“To Burn At A Distance, Or To Freeze Nearby” Edition: Of Eliud Kipchoge, And A Nearly 2:00 Marathon…

My grandfather (an Irish distance runner, in his day — but long passed, into the canyons of eternity, now) used to talk reverently — almost mystically — about Roger Bannister’s four minute mile, achieved exactly 63 years ago, this morning (May 6, 1954). And I awoke this early morning, thinking of just that feat. . . .

As is increasingly the case — as I myself age — I begin to think that there are fewer and fewer pure coincidences, in life. That history runs as a river, with a purposeful echo, in her deep but truly luminous canyons. [Of course, Nike presciently staged this latest event, mindful of the significance of the date — but you get the idea — it is poetic license — smile. . . .]

So, just a few hours ago, somewhere in Italy, Eliud Kipchoge very narrowly missed eclipsing an obstacle that holds all the wonder (for this generation) that the four minute mile held for that one: the two hour marathon barrier.

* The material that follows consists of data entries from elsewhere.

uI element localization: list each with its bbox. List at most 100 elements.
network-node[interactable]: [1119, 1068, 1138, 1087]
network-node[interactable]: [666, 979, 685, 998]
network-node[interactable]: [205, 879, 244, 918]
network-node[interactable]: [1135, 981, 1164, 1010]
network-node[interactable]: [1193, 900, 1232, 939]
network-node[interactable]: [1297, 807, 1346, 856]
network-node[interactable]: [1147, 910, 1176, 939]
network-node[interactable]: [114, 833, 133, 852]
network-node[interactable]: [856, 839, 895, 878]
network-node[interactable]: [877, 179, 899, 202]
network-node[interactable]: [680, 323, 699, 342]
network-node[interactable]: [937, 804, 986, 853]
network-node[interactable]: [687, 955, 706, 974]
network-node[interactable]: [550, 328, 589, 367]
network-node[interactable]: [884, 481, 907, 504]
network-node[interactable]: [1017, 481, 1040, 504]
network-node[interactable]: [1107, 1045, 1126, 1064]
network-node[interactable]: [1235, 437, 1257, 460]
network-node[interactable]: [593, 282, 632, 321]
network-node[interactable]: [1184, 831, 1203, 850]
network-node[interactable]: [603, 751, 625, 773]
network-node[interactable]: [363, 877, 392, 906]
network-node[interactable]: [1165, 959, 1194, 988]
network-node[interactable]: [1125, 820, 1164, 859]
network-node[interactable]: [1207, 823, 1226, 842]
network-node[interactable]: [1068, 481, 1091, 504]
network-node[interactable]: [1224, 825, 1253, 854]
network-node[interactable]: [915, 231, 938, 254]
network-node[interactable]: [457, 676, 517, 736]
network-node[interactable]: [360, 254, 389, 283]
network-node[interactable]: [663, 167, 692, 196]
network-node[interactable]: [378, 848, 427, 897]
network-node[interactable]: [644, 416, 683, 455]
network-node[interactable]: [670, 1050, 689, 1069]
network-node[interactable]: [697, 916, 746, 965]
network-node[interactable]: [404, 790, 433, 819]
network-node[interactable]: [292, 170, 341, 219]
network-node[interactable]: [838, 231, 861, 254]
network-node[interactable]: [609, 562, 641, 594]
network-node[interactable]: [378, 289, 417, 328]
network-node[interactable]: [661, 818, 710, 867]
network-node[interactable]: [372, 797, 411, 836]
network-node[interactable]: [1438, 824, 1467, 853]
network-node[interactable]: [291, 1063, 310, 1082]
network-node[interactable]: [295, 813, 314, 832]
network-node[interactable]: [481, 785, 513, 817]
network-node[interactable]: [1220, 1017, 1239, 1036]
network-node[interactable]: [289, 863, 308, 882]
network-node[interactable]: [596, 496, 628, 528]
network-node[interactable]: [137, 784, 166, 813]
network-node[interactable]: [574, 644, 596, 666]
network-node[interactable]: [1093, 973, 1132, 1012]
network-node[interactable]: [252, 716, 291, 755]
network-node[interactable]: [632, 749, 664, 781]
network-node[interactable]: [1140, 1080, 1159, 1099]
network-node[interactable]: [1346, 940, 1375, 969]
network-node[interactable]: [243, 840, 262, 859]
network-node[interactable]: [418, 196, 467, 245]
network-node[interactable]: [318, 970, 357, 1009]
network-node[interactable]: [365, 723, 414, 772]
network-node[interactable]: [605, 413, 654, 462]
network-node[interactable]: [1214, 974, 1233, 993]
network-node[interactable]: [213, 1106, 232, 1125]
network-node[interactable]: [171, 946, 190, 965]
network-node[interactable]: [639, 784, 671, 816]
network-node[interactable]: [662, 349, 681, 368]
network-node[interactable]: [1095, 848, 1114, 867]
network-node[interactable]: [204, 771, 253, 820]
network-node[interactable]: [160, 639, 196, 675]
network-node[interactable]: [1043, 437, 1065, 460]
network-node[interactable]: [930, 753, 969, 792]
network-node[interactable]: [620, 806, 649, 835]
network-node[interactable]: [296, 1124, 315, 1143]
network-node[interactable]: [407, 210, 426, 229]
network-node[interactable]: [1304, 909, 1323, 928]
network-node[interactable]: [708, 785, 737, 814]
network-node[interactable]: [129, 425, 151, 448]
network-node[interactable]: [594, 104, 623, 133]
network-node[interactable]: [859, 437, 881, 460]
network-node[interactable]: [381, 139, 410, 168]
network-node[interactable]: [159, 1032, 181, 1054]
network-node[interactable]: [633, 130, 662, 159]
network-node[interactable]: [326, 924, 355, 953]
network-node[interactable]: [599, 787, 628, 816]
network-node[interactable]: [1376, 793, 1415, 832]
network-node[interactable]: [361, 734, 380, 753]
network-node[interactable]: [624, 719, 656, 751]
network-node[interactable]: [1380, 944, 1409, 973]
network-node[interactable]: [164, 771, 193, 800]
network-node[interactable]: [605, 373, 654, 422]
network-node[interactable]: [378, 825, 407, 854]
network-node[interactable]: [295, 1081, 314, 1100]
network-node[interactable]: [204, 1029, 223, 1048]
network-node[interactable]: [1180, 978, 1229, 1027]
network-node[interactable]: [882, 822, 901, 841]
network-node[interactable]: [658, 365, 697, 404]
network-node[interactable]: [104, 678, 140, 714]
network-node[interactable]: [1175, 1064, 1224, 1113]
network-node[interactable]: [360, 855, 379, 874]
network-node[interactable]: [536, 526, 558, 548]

While 25 seconds is only about one third of one per cent of an improvement — in the overall time (at 2 hours). . . it is as though shaving those last 25 seconds, is like a return journey from Saturn’s rings — in a single masted sloop. It just may take a bit. Thus the title, above — as a more erudite version of “so close, but yet so far.” Here is ESPN on it all:

. . . .Eliud Kipchoge was seconds from making history Saturday, but the Olympic champion finished just short of becoming the first person to run a marathon in less than two hours.

Kipchoge ran the 26.2 miles in 2 hours, 25 seconds, smashing Dennis Kimetto’s world mark of 2:02:57 and raising hopes that one of the most famous sports barriers can be broken.

We are human,” Kipchoge said. “I am happy that I’ve reduced by 2 1/2 minutes the world record. The wall is just 25 seconds away. . . .”

“Today, millions of people around the world watched as running history was written. At Breaking2, Eliud Kipchoge ran 26.2 miles faster than any human ever. … This achievement represents more than a race. It’s a moment of global inspiration that will encourage every athlete, in every community, to push the limits of their potential.”

Two-time Boston Marathon winner Lelisa Desisa, from Ethiopia, and Eritrean half-marathon world-record holder Zersenay Tadese also were part of the Breaking2 project, which started at 5:45 a.m. local time, but they finished well off the pace.

Desisa was dropped after 50 minutes, with Tadese falling back shortly afterward. The duo still completed the 17.5 laps of the 1.5-mile Monza track with Tadese shaving nearly four minutes off his personal best with a time of 2:06:51. Desisa finished in 2:14:10.

That left just Kipchoge chasing the landmark time.

He continued in his trademark relaxed style and passed the halfway mark in 59:54, but his average pace of 4:36 per mile was just not enough, despite his final sprint to the tape. . . .

So we will burn at distance, just a little while longer, it seems. [I should mention that his time was a new world record. And “Guardians 2” was highly entertaining, by the way.]

Travel well one and all — but do travel light — as we need not live high, to live. . . well. . . and sail on, Gramps!